Rather than hand sewing them herself, artist Michele Pred has outsourced the process, enlisting a Canadian company to produce a signed, numbered edition of 200 “Art of Equal Pay” masks. They cost $32, with ten percent of the proceeds going toward relief efforts.
“I consider my masks to be a functional medical supply that are also an artist multiple,” Pred told Artnet News in an email. (She believes that she herself was sick with the virus, but so far has been unable to get tested.)
Stephanie Hirsch, a former fashion designer currently under lockdown in the Hamptons, is also treating her masks as limited edition works of art. She teamed up with curator Natasha Schlesinger, of art advisory ArtMuseNY to sell floral pattern masks reading “love” in capital letters, for $45, or $175 with hand-stitched Swarovski crystal beading. The first run sold out but a new edition is dropping May 15, with 20 percent of the proceeds donated to Direct Relief.

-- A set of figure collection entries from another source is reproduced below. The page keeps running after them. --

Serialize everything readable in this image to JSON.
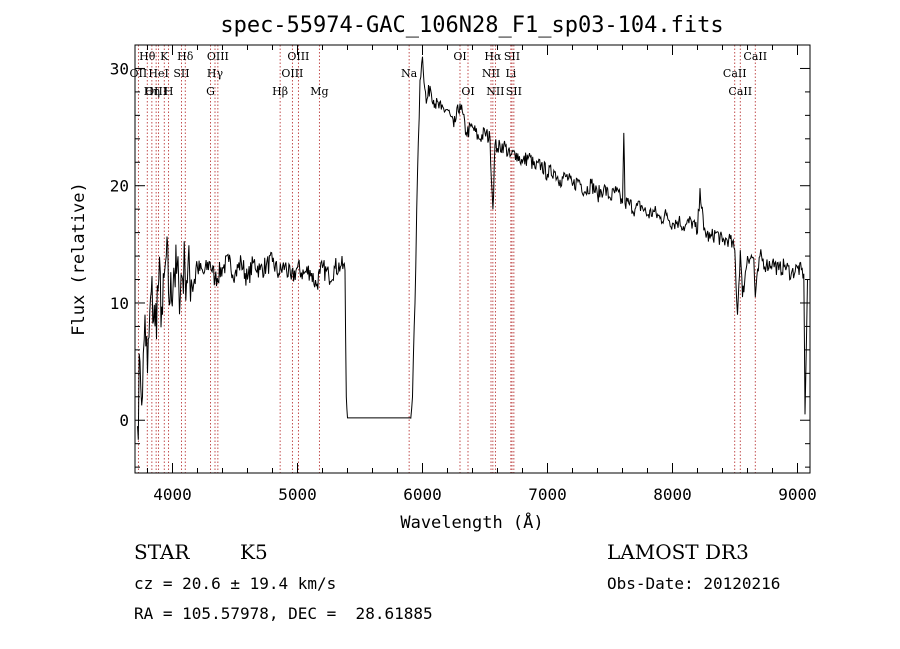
{
  "chart_data": {
    "type": "line",
    "title": "spec-55974-GAC_106N28_F1_sp03-104.fits",
    "xlabel": "Wavelength (Å)",
    "ylabel": "Flux (relative)",
    "xlim": [
      3700,
      9100
    ],
    "ylim": [
      -4.5,
      32
    ],
    "xticks": [
      4000,
      5000,
      6000,
      7000,
      8000,
      9000
    ],
    "yticks": [
      0,
      10,
      20,
      30
    ],
    "line_color": "#000000",
    "marker_color": "#b22222",
    "spectrum": {
      "x": [
        3720,
        3740,
        3760,
        3780,
        3800,
        3830,
        3860,
        3890,
        3920,
        3950,
        3980,
        4010,
        4050,
        4100,
        4150,
        4200,
        4250,
        4300,
        4340,
        4400,
        4450,
        4500,
        4550,
        4600,
        4650,
        4700,
        4750,
        4800,
        4850,
        4900,
        4950,
        5000,
        5050,
        5100,
        5150,
        5180,
        5200,
        5250,
        5300,
        5350,
        5380,
        5390,
        5400,
        5900,
        5920,
        5940,
        5960,
        5980,
        6000,
        6030,
        6060,
        6100,
        6150,
        6200,
        6250,
        6300,
        6350,
        6400,
        6450,
        6500,
        6540,
        6563,
        6580,
        6600,
        6650,
        6700,
        6750,
        6800,
        6850,
        6900,
        6950,
        7000,
        7050,
        7100,
        7150,
        7200,
        7250,
        7300,
        7350,
        7400,
        7450,
        7500,
        7550,
        7600,
        7610,
        7620,
        7650,
        7700,
        7750,
        7800,
        7850,
        7900,
        7950,
        8000,
        8050,
        8100,
        8150,
        8200,
        8220,
        8250,
        8300,
        8350,
        8400,
        8450,
        8498,
        8520,
        8542,
        8560,
        8600,
        8650,
        8662,
        8700,
        8750,
        8800,
        8850,
        8900,
        8950,
        9000,
        9050,
        9060,
        9080
      ],
      "y": [
        -0.5,
        5,
        2,
        9,
        4,
        11,
        8,
        12,
        9,
        14,
        10,
        13,
        11.5,
        13,
        12,
        13,
        12.5,
        13.5,
        12,
        13,
        13.5,
        12.5,
        13.5,
        12,
        13.5,
        12.8,
        13.2,
        13.5,
        12.5,
        13.2,
        12,
        13,
        12.5,
        12.8,
        11.5,
        12.5,
        13,
        12.3,
        13,
        13.2,
        12.8,
        2,
        0.2,
        0.2,
        2,
        10,
        21,
        29,
        31,
        27,
        28.5,
        27,
        26.5,
        26.5,
        25,
        27,
        24.5,
        25,
        24,
        24.5,
        24,
        18,
        23.5,
        23.2,
        23.5,
        22.5,
        22.8,
        22,
        22.5,
        21.5,
        21.8,
        21,
        21.3,
        20.5,
        20.8,
        20,
        20.5,
        19.5,
        20.2,
        19.2,
        19.8,
        19,
        19.5,
        18.5,
        24.5,
        18.5,
        18.5,
        18,
        18.3,
        17.5,
        17.8,
        17.2,
        17.5,
        16.8,
        17,
        16.5,
        17,
        16,
        19.8,
        16.2,
        15.5,
        16,
        15.2,
        15.5,
        14.5,
        9,
        14.5,
        10.5,
        14,
        13.8,
        10.5,
        14,
        13.2,
        13.5,
        12.8,
        13.2,
        12.5,
        13,
        12.5,
        0.5,
        12
      ]
    },
    "line_markers": [
      {
        "label": "Hθ",
        "x": 3798,
        "row": 1
      },
      {
        "label": "OII",
        "x": 3727,
        "row": 2
      },
      {
        "label": "OIII",
        "x": 3869,
        "row": 3
      },
      {
        "label": "K",
        "x": 3934,
        "row": 1
      },
      {
        "label": "HeI",
        "x": 3889,
        "row": 2
      },
      {
        "label": "Hη",
        "x": 3835,
        "row": 3
      },
      {
        "label": "Hδ",
        "x": 4102,
        "row": 1
      },
      {
        "label": "SII",
        "x": 4072,
        "row": 2
      },
      {
        "label": "H",
        "x": 3969,
        "row": 3
      },
      {
        "label": "OIII",
        "x": 4363,
        "row": 1
      },
      {
        "label": "Hγ",
        "x": 4340,
        "row": 2
      },
      {
        "label": "G",
        "x": 4304,
        "row": 3
      },
      {
        "label": "OIII",
        "x": 5007,
        "row": 1
      },
      {
        "label": "OIII",
        "x": 4959,
        "row": 2
      },
      {
        "label": "Hβ",
        "x": 4861,
        "row": 3
      },
      {
        "label": "Mg",
        "x": 5175,
        "row": 3
      },
      {
        "label": "Na",
        "x": 5893,
        "row": 2
      },
      {
        "label": "OI",
        "x": 6300,
        "row": 1
      },
      {
        "label": "OI",
        "x": 6364,
        "row": 3
      },
      {
        "label": "Hα",
        "x": 6563,
        "row": 1
      },
      {
        "label": "SII",
        "x": 6716,
        "row": 1
      },
      {
        "label": "NII",
        "x": 6548,
        "row": 2
      },
      {
        "label": "Li",
        "x": 6707,
        "row": 2
      },
      {
        "label": "NII",
        "x": 6583,
        "row": 3
      },
      {
        "label": "SII",
        "x": 6731,
        "row": 3
      },
      {
        "label": "CaII",
        "x": 8662,
        "row": 1
      },
      {
        "label": "CaII",
        "x": 8498,
        "row": 2
      },
      {
        "label": "CaII",
        "x": 8542,
        "row": 3
      }
    ]
  },
  "info": {
    "object_class": "STAR",
    "subclass": "K5",
    "redshift_line": "cz = 20.6 ± 19.4 km/s",
    "coords_line": "RA = 105.57978, DEC =  28.61885",
    "survey": "LAMOST DR3",
    "obs_date_line": "Obs-Date: 20120216"
  }
}
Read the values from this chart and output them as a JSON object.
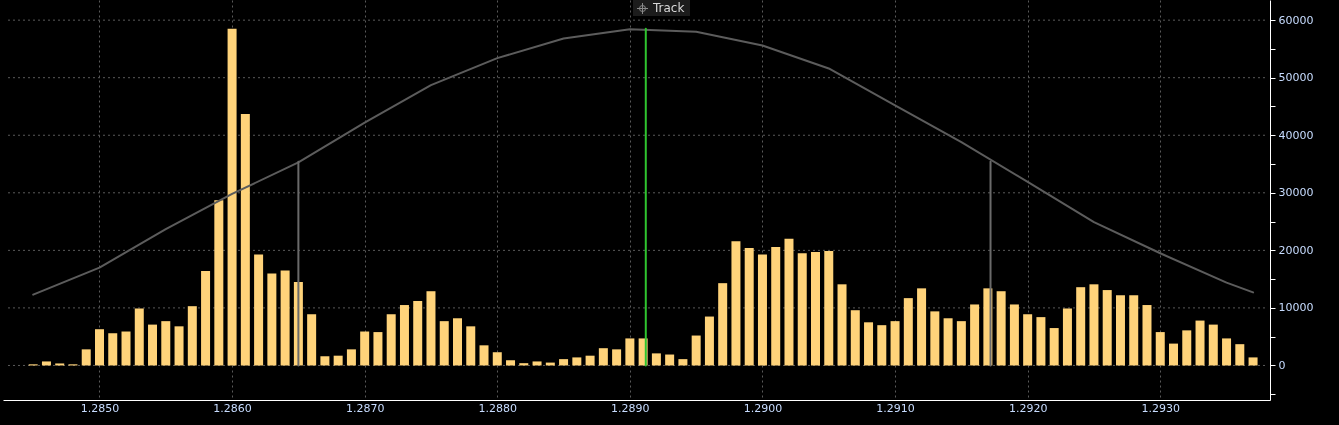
{
  "chart_data": {
    "type": "bar",
    "annotations": [
      "Track"
    ],
    "x": [
      1.2845,
      1.2846,
      1.2847,
      1.2848,
      1.2849,
      1.285,
      1.2851,
      1.2852,
      1.2853,
      1.2854,
      1.2855,
      1.2856,
      1.2857,
      1.2858,
      1.2859,
      1.286,
      1.2861,
      1.2862,
      1.2863,
      1.2864,
      1.2865,
      1.2866,
      1.2867,
      1.2868,
      1.2869,
      1.287,
      1.2871,
      1.2872,
      1.2873,
      1.2874,
      1.2875,
      1.2876,
      1.2877,
      1.2878,
      1.2879,
      1.288,
      1.2881,
      1.2882,
      1.2883,
      1.2884,
      1.2885,
      1.2886,
      1.2887,
      1.2888,
      1.2889,
      1.289,
      1.2891,
      1.2892,
      1.2893,
      1.2894,
      1.2895,
      1.2896,
      1.2897,
      1.2898,
      1.2899,
      1.29,
      1.2901,
      1.2902,
      1.2903,
      1.2904,
      1.2905,
      1.2906,
      1.2907,
      1.2908,
      1.2909,
      1.291,
      1.2911,
      1.2912,
      1.2913,
      1.2914,
      1.2915,
      1.2916,
      1.2917,
      1.2918,
      1.2919,
      1.292,
      1.2921,
      1.2922,
      1.2923,
      1.2924,
      1.2925,
      1.2926,
      1.2927,
      1.2928,
      1.2929,
      1.293,
      1.2931,
      1.2932,
      1.2933,
      1.2934,
      1.2935,
      1.2936,
      1.2937
    ],
    "series": [
      {
        "color": "#ffd37a",
        "values": [
          200,
          700,
          350,
          200,
          2800,
          6300,
          5600,
          5900,
          9900,
          7100,
          7700,
          6800,
          10300,
          16400,
          28700,
          58500,
          43700,
          19300,
          16000,
          16500,
          14500,
          8900,
          1600,
          1700,
          2800,
          5900,
          5800,
          8900,
          10500,
          11200,
          12900,
          7700,
          8200,
          6800,
          3500,
          2300,
          900,
          400,
          700,
          500,
          1100,
          1400,
          1700,
          3000,
          2800,
          4700,
          4700,
          2100,
          1900,
          1100,
          5200,
          8500,
          14300,
          21600,
          20400,
          19300,
          20600,
          22000,
          19500,
          19700,
          19900,
          14100,
          9600,
          7500,
          7000,
          7700,
          11700,
          13400,
          9400,
          8200,
          7700,
          10600,
          13400,
          12900,
          10600,
          8900,
          8400,
          6500,
          9900,
          13600,
          14100,
          13100,
          12200,
          12200,
          10500,
          5800,
          3800,
          6100,
          7800,
          7100,
          4700,
          3700,
          1400
        ]
      },
      {
        "type": "line",
        "color": "#5c5c5c",
        "x": [
          1.2845,
          1.285,
          1.2855,
          1.286,
          1.2865,
          1.287,
          1.2875,
          1.288,
          1.2885,
          1.289,
          1.2895,
          1.29,
          1.2905,
          1.291,
          1.2915,
          1.292,
          1.2925,
          1.293,
          1.2935,
          1.2937
        ],
        "values": [
          12300,
          17000,
          23700,
          29800,
          35300,
          42200,
          48700,
          53400,
          56800,
          58400,
          58000,
          55600,
          51600,
          45200,
          38800,
          31900,
          24900,
          19500,
          14400,
          12700
        ]
      },
      {
        "type": "line",
        "color": "#6a6a6a",
        "x": [
          1.2865,
          1.2865
        ],
        "values": [
          0,
          35400
        ]
      },
      {
        "type": "line",
        "color": "#6a6a6a",
        "x": [
          1.29172,
          1.29172
        ],
        "values": [
          0,
          35400
        ]
      },
      {
        "type": "line",
        "color": "#2fc42f",
        "x": [
          1.28912,
          1.28912
        ],
        "values": [
          58500,
          0
        ]
      }
    ],
    "xlim": [
      1.28431,
      1.29379
    ],
    "xticks": [
      {
        "value": 1.285,
        "label": "1.2850"
      },
      {
        "value": 1.286,
        "label": "1.2860"
      },
      {
        "value": 1.287,
        "label": "1.2870"
      },
      {
        "value": 1.288,
        "label": "1.2880"
      },
      {
        "value": 1.289,
        "label": "1.2890"
      },
      {
        "value": 1.29,
        "label": "1.2900"
      },
      {
        "value": 1.291,
        "label": "1.2910"
      },
      {
        "value": 1.292,
        "label": "1.2920"
      },
      {
        "value": 1.293,
        "label": "1.2930"
      }
    ],
    "ylim": [
      -6000,
      63500
    ],
    "yticks": [
      {
        "value": -5000,
        "label": null
      },
      0,
      {
        "value": 5000,
        "label": null
      },
      10000,
      {
        "value": 15000,
        "label": null
      },
      20000,
      {
        "value": 25000,
        "label": null
      },
      30000,
      {
        "value": 35000,
        "label": null
      },
      40000,
      {
        "value": 45000,
        "label": null
      },
      50000,
      {
        "value": 55000,
        "label": null
      },
      60000
    ],
    "grid": true
  }
}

With a planned residency in Lower Manhattan on hold indefinitely due to lock down, Hirsch has found in the face masks a crucial means of income that still allows her to give back to the community. “People are so appreciative that I have made my artwork more accessible, spreading LOVE not the virus,” she told Artnet News in an email.
Open Editions, which makes wholesale artist goods for museum shops across the country, started out making a few dozen masks for friends with leftover yardage from an artist project. Artist founders Lauren DiCioccio and Braden Weeks Earp soon realized there was a growing demand, and that it wasn’t easy for people to make masks for themselves.
The duo decided to scale up production, enlisting five artists (including Syjuco) to create face masks prints, and sending the fabric to the homes of its out-of-work sewers for construction.
A set of two masks is $28, and Open Editions is donating one mask to a nonprofit for each one sold, with a total of 1,275 donated to date. “Because the mask is something not so pleasant to wear on your face,” the duo told Artnet News, “we thought people might be more incentivized to wear them if they featured their favorite artists‘ prints.”